Judge of the Texas Court of Criminal Appeals
- In office January 1, 2001 – December 31, 2024
- Succeeded by: Gina Parker

Personal details
- Born: June 27, 1953 (age 71)
- Political party: Republican
- Spouse(s): William Hervey (divorced) Richard Langlois
- Children: 3
- Education: University of North Carolina, Greensboro (BA) St. Mary's University, Texas (JD)

= Barbara Parker Hervey =

American judge (born 1953)

Barbara Parker Hervey (born June 26, 1953) is a Judge of the Texas Court of Criminal Appeals; she holds the Place 7 seat.

== Background ==
Hervey earned her bachelor's degree in 1975 from the University of North Carolina at Greensboro, North Carolina, and her Juris Doctor on November 12, 1979 from St. Mary's University School of Law in San Antonio, Texas. Prior to becoming a judge, Hervey was an assistant criminal district attorney for Bexar County.

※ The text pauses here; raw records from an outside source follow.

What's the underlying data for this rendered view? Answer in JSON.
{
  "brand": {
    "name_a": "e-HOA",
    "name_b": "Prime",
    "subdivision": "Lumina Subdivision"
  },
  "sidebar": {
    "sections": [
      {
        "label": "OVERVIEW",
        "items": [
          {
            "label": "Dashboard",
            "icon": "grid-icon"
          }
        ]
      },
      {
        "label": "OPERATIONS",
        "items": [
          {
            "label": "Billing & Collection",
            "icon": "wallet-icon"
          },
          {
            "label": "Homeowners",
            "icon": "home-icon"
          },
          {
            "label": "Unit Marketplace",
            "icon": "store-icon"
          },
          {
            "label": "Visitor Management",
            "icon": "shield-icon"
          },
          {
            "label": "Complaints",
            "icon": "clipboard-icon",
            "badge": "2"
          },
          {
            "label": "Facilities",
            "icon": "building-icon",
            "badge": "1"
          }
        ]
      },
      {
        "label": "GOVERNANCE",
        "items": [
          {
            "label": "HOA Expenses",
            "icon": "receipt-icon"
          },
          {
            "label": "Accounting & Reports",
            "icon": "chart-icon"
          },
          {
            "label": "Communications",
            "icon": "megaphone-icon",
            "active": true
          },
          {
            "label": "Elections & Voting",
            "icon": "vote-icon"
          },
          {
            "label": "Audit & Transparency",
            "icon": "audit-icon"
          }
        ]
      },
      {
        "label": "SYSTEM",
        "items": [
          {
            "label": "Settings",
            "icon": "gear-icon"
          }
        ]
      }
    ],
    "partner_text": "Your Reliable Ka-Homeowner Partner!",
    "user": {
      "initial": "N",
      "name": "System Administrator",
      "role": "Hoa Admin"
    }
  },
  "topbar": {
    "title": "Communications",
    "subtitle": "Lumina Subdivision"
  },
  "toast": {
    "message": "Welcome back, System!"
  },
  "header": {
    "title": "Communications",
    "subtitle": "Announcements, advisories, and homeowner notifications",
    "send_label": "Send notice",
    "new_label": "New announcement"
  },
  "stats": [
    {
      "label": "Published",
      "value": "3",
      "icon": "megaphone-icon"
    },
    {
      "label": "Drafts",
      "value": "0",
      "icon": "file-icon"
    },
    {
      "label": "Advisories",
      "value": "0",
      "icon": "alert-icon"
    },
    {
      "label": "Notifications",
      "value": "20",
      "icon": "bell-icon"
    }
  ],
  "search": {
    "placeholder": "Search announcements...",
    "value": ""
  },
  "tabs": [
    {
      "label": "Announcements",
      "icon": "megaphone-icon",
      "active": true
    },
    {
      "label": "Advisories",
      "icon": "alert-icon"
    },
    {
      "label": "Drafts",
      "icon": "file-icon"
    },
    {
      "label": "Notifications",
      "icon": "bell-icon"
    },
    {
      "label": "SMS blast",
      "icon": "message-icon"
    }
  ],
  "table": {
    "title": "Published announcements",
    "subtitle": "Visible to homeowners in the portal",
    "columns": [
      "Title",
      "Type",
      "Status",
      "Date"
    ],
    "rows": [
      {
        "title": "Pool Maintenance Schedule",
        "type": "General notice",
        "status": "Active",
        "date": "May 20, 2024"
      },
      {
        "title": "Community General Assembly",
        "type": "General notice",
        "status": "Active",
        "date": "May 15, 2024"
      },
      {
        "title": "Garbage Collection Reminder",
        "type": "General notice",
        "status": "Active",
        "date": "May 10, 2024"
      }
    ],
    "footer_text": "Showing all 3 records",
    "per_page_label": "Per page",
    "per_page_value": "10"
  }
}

Hervey, a San Antonio resident, is currently a member of the State Bar of Texas and the American Law Institute. She is also Chair of Grants Committee for the Judicial and Court Personnel Training Fund.

== Texas Criminal Justice Integrity Unit ==
In 2008, Hervey created the Texas Criminal Justice Integrity Unit to educate those in the criminal justice system about problems with evidence in criminal prosecutions, which can lead to wrongful convictions. Some of the Unit's areas of focus include eyewitness identification, forensic science, and arson science.

== Election information ==
Hervey is a Republican who has won four elections, starting with her first in 2000.

In 2012, her third general election, Hervey drew 78 percent of the vote.

Hervey secured her fourth term on the appellate court in the general election held on November 6, 2018, but with a considerably reduced margin than in 2012. With 4,412,391votes (54.2 percent)), she defeated her Democratic opponent, Ramona Franklin, who polled 3,731,595 votes (45.8 percent). Franklin won Hervey's Bexar County by more than 71,000 votes.